Вы спите? Вы кончили? Я начинаю.
Тяжелая наша работа ночная.
Гранильщик асфальтов, и стекол, и крыш —
Я тоже несчастен. Я тоже Париж.
Под музыку желоба вой мой затянут.
В осколках бутылок, в обрезках жестянок,
Дыханием мусорных свалок дыша,
Он тоже столетний. Он тоже душа.
Бульвары бензином и розами пахнут.
Мокра моя шляпа. И ворот распахнут.
Размотанный шарф романтичен и рыж.
Он тоже загадка. Он тоже Париж.
Усните. Вам снятся осады Бастилий
И стены гостиниц, где вы не гостили,
И сильные чувства, каких и следа
Нет ни у меня, ни у вас, господа.
Русская Советская Поэзия.
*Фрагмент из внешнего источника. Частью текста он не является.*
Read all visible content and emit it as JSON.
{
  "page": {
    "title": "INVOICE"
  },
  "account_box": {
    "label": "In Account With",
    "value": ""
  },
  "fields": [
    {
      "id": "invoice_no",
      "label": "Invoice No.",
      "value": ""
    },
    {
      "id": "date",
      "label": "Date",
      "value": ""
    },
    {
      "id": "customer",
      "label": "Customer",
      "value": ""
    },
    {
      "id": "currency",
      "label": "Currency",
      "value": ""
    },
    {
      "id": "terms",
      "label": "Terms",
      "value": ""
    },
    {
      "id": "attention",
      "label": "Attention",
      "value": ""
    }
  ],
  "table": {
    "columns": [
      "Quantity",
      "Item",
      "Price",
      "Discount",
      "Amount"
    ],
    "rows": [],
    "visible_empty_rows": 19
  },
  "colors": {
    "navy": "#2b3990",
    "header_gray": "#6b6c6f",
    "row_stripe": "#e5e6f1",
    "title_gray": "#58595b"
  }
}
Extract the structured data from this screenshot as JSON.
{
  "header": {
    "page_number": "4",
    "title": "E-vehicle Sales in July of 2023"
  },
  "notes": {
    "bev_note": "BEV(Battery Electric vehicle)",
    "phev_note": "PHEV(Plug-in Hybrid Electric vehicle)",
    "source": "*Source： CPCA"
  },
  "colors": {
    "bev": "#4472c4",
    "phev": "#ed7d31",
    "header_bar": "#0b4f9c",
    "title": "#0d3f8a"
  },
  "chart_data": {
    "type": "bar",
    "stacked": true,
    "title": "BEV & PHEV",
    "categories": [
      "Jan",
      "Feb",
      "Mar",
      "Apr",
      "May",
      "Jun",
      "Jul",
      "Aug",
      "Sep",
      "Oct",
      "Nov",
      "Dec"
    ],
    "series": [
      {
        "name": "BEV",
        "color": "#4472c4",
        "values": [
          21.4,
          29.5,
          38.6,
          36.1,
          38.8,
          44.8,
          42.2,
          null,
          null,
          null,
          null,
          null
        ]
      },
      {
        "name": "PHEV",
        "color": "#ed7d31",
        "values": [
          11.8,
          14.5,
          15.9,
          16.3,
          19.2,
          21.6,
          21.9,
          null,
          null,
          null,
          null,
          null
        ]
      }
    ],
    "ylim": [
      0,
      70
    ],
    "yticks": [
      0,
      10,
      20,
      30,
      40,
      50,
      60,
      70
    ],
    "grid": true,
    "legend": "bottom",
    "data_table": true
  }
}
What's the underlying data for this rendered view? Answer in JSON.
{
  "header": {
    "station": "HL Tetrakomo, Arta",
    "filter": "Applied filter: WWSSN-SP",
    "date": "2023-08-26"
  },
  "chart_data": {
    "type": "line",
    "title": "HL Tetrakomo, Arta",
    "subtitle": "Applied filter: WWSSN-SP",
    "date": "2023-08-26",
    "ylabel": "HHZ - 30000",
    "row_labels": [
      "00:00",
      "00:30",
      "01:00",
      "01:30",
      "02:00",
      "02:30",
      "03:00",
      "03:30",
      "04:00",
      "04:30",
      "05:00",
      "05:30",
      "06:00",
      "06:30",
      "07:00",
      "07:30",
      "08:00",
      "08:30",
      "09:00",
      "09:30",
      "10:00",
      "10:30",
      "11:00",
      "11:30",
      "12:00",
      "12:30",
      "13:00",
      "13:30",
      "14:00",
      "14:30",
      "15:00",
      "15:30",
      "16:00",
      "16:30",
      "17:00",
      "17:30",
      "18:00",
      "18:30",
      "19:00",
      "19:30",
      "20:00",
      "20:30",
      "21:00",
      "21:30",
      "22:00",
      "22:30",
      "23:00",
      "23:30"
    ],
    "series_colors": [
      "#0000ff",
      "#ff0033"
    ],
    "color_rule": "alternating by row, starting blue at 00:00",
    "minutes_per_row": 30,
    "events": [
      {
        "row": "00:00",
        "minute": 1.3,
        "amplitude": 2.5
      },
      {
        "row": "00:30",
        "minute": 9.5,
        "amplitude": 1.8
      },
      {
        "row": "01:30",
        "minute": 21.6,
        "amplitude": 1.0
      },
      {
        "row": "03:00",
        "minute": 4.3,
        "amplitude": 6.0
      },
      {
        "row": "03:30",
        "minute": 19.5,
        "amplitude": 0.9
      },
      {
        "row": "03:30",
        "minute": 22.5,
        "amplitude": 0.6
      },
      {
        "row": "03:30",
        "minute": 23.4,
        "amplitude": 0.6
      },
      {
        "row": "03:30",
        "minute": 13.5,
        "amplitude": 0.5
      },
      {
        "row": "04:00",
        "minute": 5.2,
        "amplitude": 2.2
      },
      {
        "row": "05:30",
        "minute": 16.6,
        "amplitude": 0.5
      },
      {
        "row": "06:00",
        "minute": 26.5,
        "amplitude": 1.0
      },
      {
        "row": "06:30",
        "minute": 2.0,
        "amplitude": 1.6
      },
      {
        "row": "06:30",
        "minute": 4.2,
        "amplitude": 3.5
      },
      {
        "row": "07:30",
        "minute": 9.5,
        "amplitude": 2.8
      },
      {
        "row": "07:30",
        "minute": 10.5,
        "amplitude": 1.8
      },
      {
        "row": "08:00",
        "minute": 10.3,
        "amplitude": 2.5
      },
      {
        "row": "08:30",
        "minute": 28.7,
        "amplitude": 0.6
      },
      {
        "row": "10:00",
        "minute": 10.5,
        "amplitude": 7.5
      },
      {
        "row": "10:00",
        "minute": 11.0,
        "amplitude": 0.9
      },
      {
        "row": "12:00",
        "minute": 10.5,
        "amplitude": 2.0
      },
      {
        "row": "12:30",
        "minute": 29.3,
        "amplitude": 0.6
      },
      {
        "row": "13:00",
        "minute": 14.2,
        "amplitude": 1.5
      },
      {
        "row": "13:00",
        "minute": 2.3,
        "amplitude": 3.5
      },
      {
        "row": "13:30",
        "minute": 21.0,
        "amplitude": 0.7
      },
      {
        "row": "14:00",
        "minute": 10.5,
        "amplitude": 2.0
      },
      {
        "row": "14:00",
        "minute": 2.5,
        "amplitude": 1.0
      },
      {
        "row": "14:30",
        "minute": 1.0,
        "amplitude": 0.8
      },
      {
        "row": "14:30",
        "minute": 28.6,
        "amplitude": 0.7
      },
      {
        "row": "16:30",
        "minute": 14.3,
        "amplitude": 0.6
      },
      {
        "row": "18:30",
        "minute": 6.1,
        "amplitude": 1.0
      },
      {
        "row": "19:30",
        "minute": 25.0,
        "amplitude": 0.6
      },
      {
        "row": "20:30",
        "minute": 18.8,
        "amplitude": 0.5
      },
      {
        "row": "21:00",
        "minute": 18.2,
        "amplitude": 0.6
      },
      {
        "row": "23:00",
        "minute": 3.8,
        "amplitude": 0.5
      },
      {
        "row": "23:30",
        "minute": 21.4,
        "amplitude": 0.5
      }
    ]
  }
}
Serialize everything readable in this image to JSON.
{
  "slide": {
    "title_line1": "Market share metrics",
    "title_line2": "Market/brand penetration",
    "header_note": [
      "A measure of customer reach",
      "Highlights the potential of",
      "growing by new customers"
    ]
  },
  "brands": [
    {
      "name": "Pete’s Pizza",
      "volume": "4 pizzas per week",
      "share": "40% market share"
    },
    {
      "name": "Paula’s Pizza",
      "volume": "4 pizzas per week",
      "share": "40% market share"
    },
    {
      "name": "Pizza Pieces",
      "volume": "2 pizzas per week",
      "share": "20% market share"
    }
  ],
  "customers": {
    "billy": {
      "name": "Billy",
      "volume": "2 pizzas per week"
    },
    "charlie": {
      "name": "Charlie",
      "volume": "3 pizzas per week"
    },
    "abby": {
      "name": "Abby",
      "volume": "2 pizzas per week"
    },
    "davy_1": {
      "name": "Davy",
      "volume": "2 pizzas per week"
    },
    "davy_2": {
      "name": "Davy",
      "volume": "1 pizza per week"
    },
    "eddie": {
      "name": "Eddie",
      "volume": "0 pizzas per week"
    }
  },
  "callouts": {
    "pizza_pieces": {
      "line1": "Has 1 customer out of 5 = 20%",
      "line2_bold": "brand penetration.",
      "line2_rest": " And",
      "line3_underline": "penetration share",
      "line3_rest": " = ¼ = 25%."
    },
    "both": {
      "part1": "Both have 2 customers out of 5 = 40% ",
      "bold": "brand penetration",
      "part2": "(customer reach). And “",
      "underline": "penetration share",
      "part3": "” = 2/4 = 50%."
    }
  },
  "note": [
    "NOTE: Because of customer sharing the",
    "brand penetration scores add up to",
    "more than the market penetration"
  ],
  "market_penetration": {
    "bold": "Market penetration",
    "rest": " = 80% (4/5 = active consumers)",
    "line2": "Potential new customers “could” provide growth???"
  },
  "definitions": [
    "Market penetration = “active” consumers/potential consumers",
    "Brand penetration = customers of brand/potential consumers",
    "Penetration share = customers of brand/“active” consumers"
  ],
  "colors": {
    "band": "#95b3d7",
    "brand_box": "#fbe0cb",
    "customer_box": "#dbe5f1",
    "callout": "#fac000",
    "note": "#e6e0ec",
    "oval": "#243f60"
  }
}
Москва, «Художественная Литература», 1990.
Я люблю тебя в дальнем вагоне,
В желтом комнатном нимбе огня.
Словно танец и словно погоня,
Ты летишь по ночам сквозь меня.
Я люблю тебя — черной от света,
Прямо бьющего в скулы и в лоб.
Не в Москве — так когда-то и где-то
Все равно это сбыться могло б.
Я люблю тебя в жаркой постели,
В тот преданьем захватанный миг,
Когда руки сплелись и истлели
В обожанье объятий немых.
Я тебя не забуду за то, что
Есть на свете театры, дожди,
Память, музыка, дальняя почта…
И за все. Что еще. Впереди.
Чудное Мгновенье. Любовная лирика русских поэтов. Москва, «Художественная литература», 1988.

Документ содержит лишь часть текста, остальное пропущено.